Однажды ему пришлось ехать вместе с матерью и Гиацинтом в поезде, и часа примерно в два ночи, в том состоянии безразличной усталости, когда тела уже совершенно безвольно качаются в купе из стороны в сторону, ища опоры, ему показалось, что мать очень доверительно прислонилась к Гиацинту и тот взял ее за руку. Его глаза тогда расширились от гнева, потому что ему стало жаль отца; но когда он подался вперед, Гиацинт сидел один, а мать дремала, отвернувшись от него. Через минуту, когда он принял прежнее положение, все повторилось снова. Он не понимал, мучится он так из–за того, что не может ничего разглядеть в темноте, или не может ничего разглядеть оттого, что так мучится. В конце концов он сказал себе, что теперь уж уверился точно во всем, и решил утром привлечь мать к ответу; с наступлением дня мысли эти рассеялись вместе с ночною тьмой. А еще раз — уже в другой поездке — матери вдруг стало плохо, и Гиацинт, которого она попросила вместо нее написать отцу, недовольно спросил: "А что я ему напишу?" — он, который при каждой отлучке строчил матери длиннейшие послания! Дело кончилось скандалом, потому что мальчик опять пришел в неистовство, мать почувствовала себя еще хуже, совсем расхворалась, надо было срочно что–то делать, руки Гиацинта постоянно попадались ему в этой суете, и он каждый раз отталкивал их, пока Гиацинт как–то растерянно и грустно не спросил: "Ну, что ты все время меня отталкиваешь?" И его вдруг напугало настоящее горе, прозвучавшее в этом голосе. Так мало мы знаем о том, что мы знаем, и хотим того, чего хотим.
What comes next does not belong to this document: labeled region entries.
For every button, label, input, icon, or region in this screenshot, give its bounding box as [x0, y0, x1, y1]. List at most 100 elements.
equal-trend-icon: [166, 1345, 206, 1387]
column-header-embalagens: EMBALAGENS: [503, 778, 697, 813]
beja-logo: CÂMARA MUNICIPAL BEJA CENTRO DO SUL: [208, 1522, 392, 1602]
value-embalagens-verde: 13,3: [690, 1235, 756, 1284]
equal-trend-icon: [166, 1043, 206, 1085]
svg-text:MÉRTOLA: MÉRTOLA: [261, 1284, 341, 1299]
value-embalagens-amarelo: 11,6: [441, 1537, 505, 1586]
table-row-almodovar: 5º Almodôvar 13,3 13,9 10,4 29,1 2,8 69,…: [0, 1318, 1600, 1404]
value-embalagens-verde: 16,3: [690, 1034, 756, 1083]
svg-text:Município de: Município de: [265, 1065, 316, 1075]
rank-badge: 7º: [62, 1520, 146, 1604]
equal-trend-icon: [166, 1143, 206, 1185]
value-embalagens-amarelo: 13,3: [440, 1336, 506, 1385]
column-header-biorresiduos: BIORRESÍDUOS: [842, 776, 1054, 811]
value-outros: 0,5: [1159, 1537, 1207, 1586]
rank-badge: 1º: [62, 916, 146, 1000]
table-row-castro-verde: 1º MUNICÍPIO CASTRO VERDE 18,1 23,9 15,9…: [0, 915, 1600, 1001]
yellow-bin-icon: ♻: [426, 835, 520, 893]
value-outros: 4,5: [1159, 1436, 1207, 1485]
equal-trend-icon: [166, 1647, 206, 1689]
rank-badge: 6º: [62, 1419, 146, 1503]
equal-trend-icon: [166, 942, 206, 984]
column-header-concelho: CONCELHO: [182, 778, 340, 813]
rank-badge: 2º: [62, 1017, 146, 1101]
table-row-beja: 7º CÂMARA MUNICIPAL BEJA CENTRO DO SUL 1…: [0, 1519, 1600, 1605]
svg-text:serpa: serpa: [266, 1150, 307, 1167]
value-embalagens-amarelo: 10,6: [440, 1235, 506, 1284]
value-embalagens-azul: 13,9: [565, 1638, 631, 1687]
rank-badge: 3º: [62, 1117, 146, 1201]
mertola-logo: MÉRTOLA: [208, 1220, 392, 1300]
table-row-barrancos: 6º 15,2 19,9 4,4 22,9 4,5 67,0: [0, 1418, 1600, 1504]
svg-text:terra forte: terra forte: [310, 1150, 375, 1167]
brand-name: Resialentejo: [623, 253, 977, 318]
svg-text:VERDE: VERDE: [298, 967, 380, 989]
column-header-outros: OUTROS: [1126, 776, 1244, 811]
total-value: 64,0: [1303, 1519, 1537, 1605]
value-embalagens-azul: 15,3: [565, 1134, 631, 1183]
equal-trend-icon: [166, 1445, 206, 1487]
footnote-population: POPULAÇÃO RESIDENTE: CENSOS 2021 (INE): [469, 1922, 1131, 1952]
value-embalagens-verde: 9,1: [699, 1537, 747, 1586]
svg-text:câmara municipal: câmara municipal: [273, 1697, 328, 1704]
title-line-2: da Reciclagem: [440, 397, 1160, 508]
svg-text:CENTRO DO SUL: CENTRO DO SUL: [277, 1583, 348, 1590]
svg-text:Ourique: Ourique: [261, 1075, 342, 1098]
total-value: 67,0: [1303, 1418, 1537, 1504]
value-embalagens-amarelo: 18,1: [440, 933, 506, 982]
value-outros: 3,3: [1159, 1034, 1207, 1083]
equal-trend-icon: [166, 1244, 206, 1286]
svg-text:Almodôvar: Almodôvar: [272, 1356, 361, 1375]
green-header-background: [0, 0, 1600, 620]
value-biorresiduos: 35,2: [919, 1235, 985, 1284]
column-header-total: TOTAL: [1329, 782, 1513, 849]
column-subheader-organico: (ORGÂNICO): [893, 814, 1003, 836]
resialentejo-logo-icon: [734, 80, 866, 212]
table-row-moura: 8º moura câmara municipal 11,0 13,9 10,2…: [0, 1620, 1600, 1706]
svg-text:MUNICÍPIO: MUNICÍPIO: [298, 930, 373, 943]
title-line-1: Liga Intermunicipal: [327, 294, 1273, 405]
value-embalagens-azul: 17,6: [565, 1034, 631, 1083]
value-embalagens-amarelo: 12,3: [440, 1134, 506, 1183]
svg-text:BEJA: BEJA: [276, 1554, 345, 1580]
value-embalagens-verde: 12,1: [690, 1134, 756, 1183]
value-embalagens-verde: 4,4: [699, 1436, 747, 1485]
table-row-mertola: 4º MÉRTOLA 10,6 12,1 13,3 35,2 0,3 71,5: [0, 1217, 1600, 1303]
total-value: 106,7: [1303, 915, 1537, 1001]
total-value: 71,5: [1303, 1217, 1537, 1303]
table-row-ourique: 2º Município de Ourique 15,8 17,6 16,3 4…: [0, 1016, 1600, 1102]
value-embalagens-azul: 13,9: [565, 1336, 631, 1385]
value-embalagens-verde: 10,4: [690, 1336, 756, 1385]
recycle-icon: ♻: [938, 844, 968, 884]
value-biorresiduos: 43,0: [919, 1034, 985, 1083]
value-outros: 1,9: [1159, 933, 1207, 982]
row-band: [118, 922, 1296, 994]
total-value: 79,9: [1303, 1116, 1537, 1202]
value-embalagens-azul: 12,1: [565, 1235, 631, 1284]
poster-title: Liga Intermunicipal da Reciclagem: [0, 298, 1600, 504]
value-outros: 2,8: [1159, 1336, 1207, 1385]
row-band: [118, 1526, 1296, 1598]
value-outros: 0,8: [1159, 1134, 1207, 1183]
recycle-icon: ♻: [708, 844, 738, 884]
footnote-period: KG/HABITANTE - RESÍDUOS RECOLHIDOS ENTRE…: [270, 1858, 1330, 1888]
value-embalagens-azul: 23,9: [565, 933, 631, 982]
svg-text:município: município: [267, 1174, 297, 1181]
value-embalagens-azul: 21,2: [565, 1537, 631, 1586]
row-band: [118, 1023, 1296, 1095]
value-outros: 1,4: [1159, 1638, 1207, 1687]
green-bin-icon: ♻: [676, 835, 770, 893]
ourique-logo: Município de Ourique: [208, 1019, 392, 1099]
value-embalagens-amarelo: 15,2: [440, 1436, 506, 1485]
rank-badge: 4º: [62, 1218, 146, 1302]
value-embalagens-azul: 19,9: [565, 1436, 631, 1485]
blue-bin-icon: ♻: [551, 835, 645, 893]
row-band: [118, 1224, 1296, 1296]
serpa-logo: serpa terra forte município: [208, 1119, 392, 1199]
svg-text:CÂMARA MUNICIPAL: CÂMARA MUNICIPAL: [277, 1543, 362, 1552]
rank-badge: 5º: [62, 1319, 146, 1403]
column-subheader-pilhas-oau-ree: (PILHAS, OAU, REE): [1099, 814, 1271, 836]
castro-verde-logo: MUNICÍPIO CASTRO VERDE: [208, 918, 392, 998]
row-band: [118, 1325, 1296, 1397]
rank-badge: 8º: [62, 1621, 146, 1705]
Все это понятно; и тем не менее он сидел в своей комнате, терзаясь ревностью и внушая себе, что вовсе это не ревность, а какое–то совсем другое, ни к чему не относящееся, неизвестно зачем вымышленное чувство хотя чувствовал все это он сам. Когда он оглядывался вокруг, все было на своих местах: зеленые с серым обои на стенах, красновато–коричневые двери, все в неверных солнечных бликах; дверные петли из потемневшей меди; стул красного дерева со спинкой из темно–малинового плюша. Но во всех этих вещах, хоть они стояли твердо и прямо, было что–то перекошенное, наклонившееся, почти падающее, и они казались ему далекими и бессмысленными. Он сдавливал пальцами глаза, оглядывался снова, но дело было не в глазах — вещи! В них надо раньше поверить, а потом только их воспринимать; если ты не научился смотреть на мир его собственными глазами, но уже держишь его во взгляде своем, то он распадается на бессмысленные частности, существующие в такой же тоскливой отъединенности друг от друга, как звезды в ночи. Стоило ему взглянуть на улицу из окна, и внезапно на мир извозчика, ждавшего внизу, наезжал и врезывался другой мир — мир проходившего мимо чиновника, и возникало что–то перекромсанное, какая–то мерзкая несусветная путаница и мешанина, хаос суетливых единичностей, окруженных каждая ореолом благодушия и самодовольства и с целеустремленно поднятой головой уверенно шагавших по этому опрокинутому, перевернутому миру. Хочу, знаю, чувствую — все это переплетено у нас в неразделимый клубок, и мы замечаем это, только когда теряем нить; но, может быть, можно вообще идти по жизни иначе — не держась за нить истины? В такие минуты, когда пелена холодного отчуждения отделяла его от всего мира, Тонка становилась для него больше чем сказкой — почти уже посланием свыше.